流動比率とは
財務比率で「流動比率」というものがあります。
企業の安全性を見る有名な財務比率の1つです。
計算式は次のようになります。
流動比率=流動資産÷流動負債(%)
企業の短期的な支払能力を示すもので、分母は1年以内に支払期限が到来する流動負債、分子は1年以内に回収される流動資産が入ります。
この比率は高いほど短期的な支払い能力が高い安全な企業という事になります。
短期間で支払いが発生する流動負債を、短期間に現金化できる流動負債でどれだけカバーしているのかを示すものですから、仮に100%に満たないようですと、短期支払能力が弱いという事になります。
自社の貸借対照表を見ると、流動資産と流動負債の合計額が書いてあると思います。とりあえず100%以上になりましたか?
理想的には200%以上あると優良といわれています。もし200%以上もあれば資金繰りが楽であると判断されるのです。
100%以上でも安心できない
しかし、この流動比率というのはあまり頼りにならないと思ったほうがいいです。というか参考にならないことが多いのです。

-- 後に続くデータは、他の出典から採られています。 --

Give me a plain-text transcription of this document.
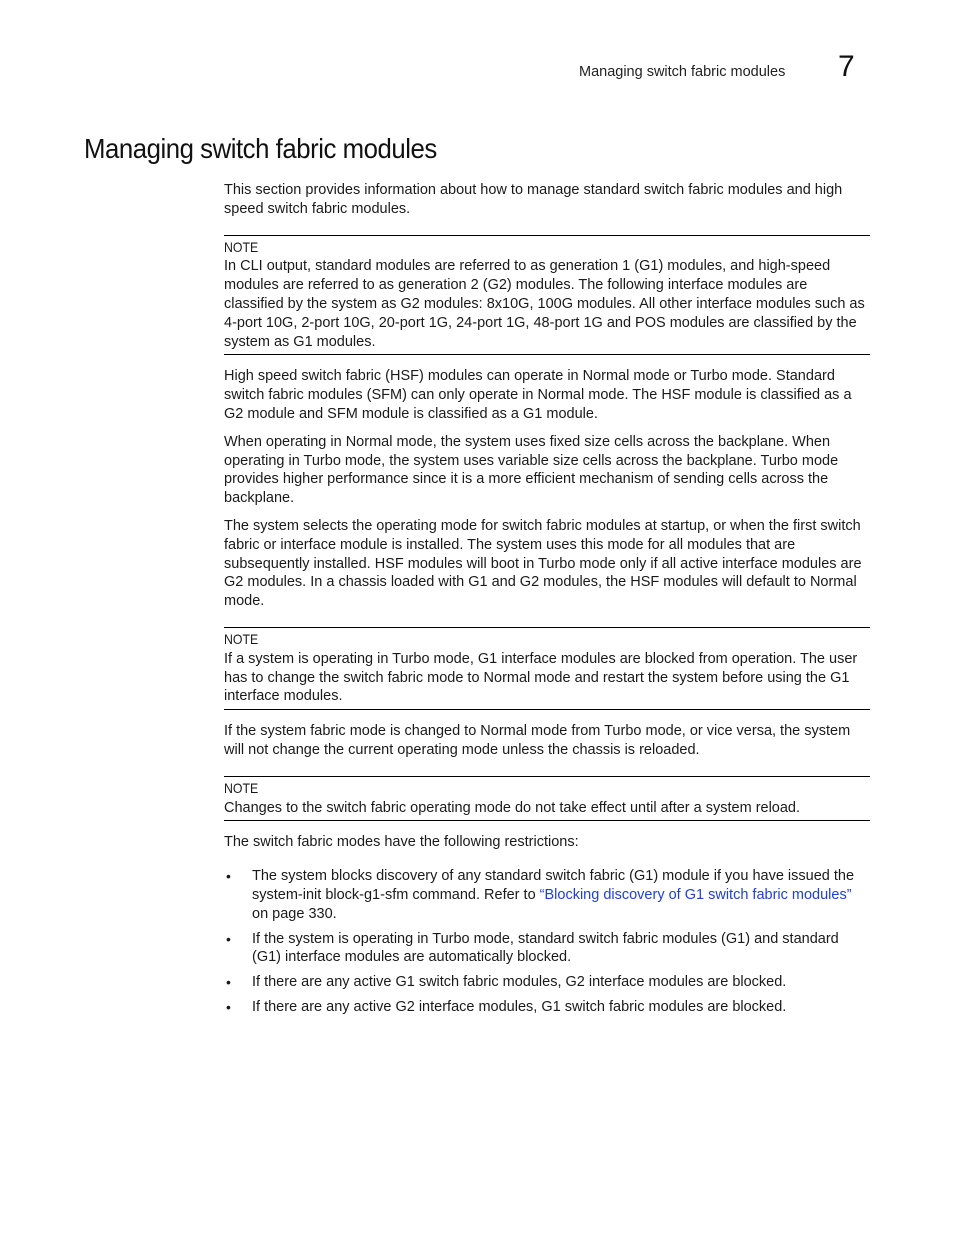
Managing switch fabric modules 7
Managing switch fabric modules

This section provides information about how to manage standard switch fabric modules and high speed switch fabric modules.

NOTE
In CLI output, standard modules are referred to as generation 1 (G1) modules, and high-speed modules are referred to as generation 2 (G2) modules. The following interface modules are classified by the system as G2 modules: 8x10G, 100G modules. All other interface modules such as 4-port 10G, 2-port 10G, 20-port 1G, 24-port 1G, 48-port 1G and POS modules are classified by the system as G1 modules.

High speed switch fabric (HSF) modules can operate in Normal mode or Turbo mode. Standard switch fabric modules (SFM) can only operate in Normal mode. The HSF module is classified as a G2 module and SFM module is classified as a G1 module.

When operating in Normal mode, the system uses fixed size cells across the backplane. When operating in Turbo mode, the system uses variable size cells across the backplane. Turbo mode provides higher performance since it is a more efficient mechanism of sending cells across the backplane.

The system selects the operating mode for switch fabric modules at startup, or when the first switch fabric or interface module is installed. The system uses this mode for all modules that are subsequently installed. HSF modules will boot in Turbo mode only if all active interface modules are G2 modules. In a chassis loaded with G1 and G2 modules, the HSF modules will default to Normal mode.

NOTE
If a system is operating in Turbo mode, G1 interface modules are blocked from operation. The user has to change the switch fabric mode to Normal mode and restart the system before using the G1 interface modules.

If the system fabric mode is changed to Normal mode from Turbo mode, or vice versa, the system will not change the current operating mode unless the chassis is reloaded.

NOTE
Changes to the switch fabric operating mode do not take effect until after a system reload.

The switch fabric modes have the following restrictions:

• The system blocks discovery of any standard switch fabric (G1) module if you have issued the system-init block-g1-sfm command. Refer to “Blocking discovery of G1 switch fabric modules” on page 330.
• If the system is operating in Turbo mode, standard switch fabric modules (G1) and standard (G1) interface modules are automatically blocked.
• If there are any active G1 switch fabric modules, G2 interface modules are blocked.
• If there are any active G2 interface modules, G1 switch fabric modules are blocked.
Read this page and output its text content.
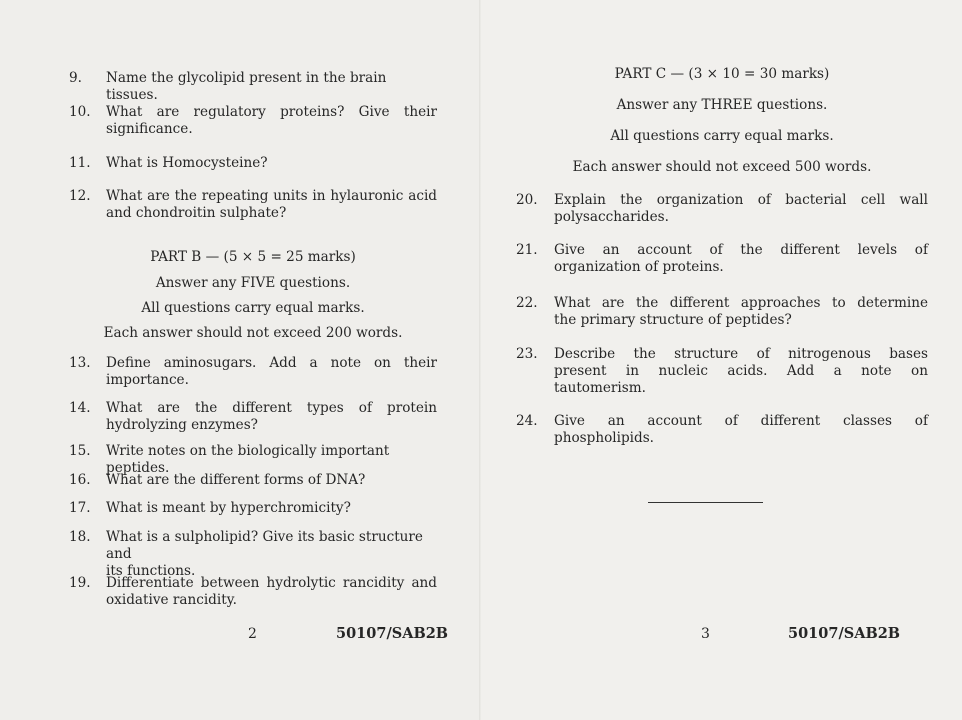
9. Name the glycolipid present in the brain tissues.
10. What are regulatory proteins? Give their
significance.
11. What is Homocysteine?
12. What are the repeating units in hylauronic acid
and chondroitin sulphate?
PART B — (5 × 5 = 25 marks)
Answer any FIVE questions.
All questions carry equal marks.
Each answer should not exceed 200 words.
13. Define aminosugars. Add a note on their
importance.
14. What are the different types of protein
hydrolyzing enzymes?
15. Write notes on the biologically important peptides.
16. What are the different forms of DNA?
17. What is meant by hyperchromicity?
18. What is a sulpholipid? Give its basic structure and
its functions.
19. Differentiate between hydrolytic rancidity and
oxidative rancidity.
2	50107/SAB2B
PART C — (3 × 10 = 30 marks)
Answer any THREE questions.
All questions carry equal marks.
Each answer should not exceed 500 words.
20. Explain the organization of bacterial cell wall
polysaccharides.
21. Give an account of the different levels of
organization of proteins.
22. What are the different approaches to determine
the primary structure of peptides?
23. Describe the structure of nitrogenous bases
present in nucleic acids. Add a note on
tautomerism.
24. Give an account of different classes of
phospholipids.
3	50107/SAB2B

中小企業ですと、次のようなことが多いのではないでしょうか。
売掛金:取引先の倒産や回収困難なものがそのままになっている
棚卸資産:不良在庫の存在。業種によっては販売まで長期間を要するものがある
貸付金:経営者等への貸付はほぼ回収不能な事が多い
そもそも粉飾決算をしている事もあるでしょう。
このような理由から、流動比率が高い結果になったとしても安心はできません。
流動比率が300%あっても、流動資産が現金回収不能あるいは難しいものばかりで現預金がなかったら、資金繰りが回らないということなのです。
当社のお客様でも100%以上あっても、取引銀行にリスケジュールをしてもらっている企業はありますし、銀行員時代には倒産してしまった融資先がありました。
もし流動比率を参考にしようとするなら、流動資産が本当に1年以内に回収できるものだけで計算してみましょう。
流動比率が高いと安心するのは間違いなのです。流動資産の中身をよく確認しましょう。そして、「早く貸付金を回収しないと」「商品が1千万円も残ってしまっている」と危機感を持って決算書を読むようにしてください。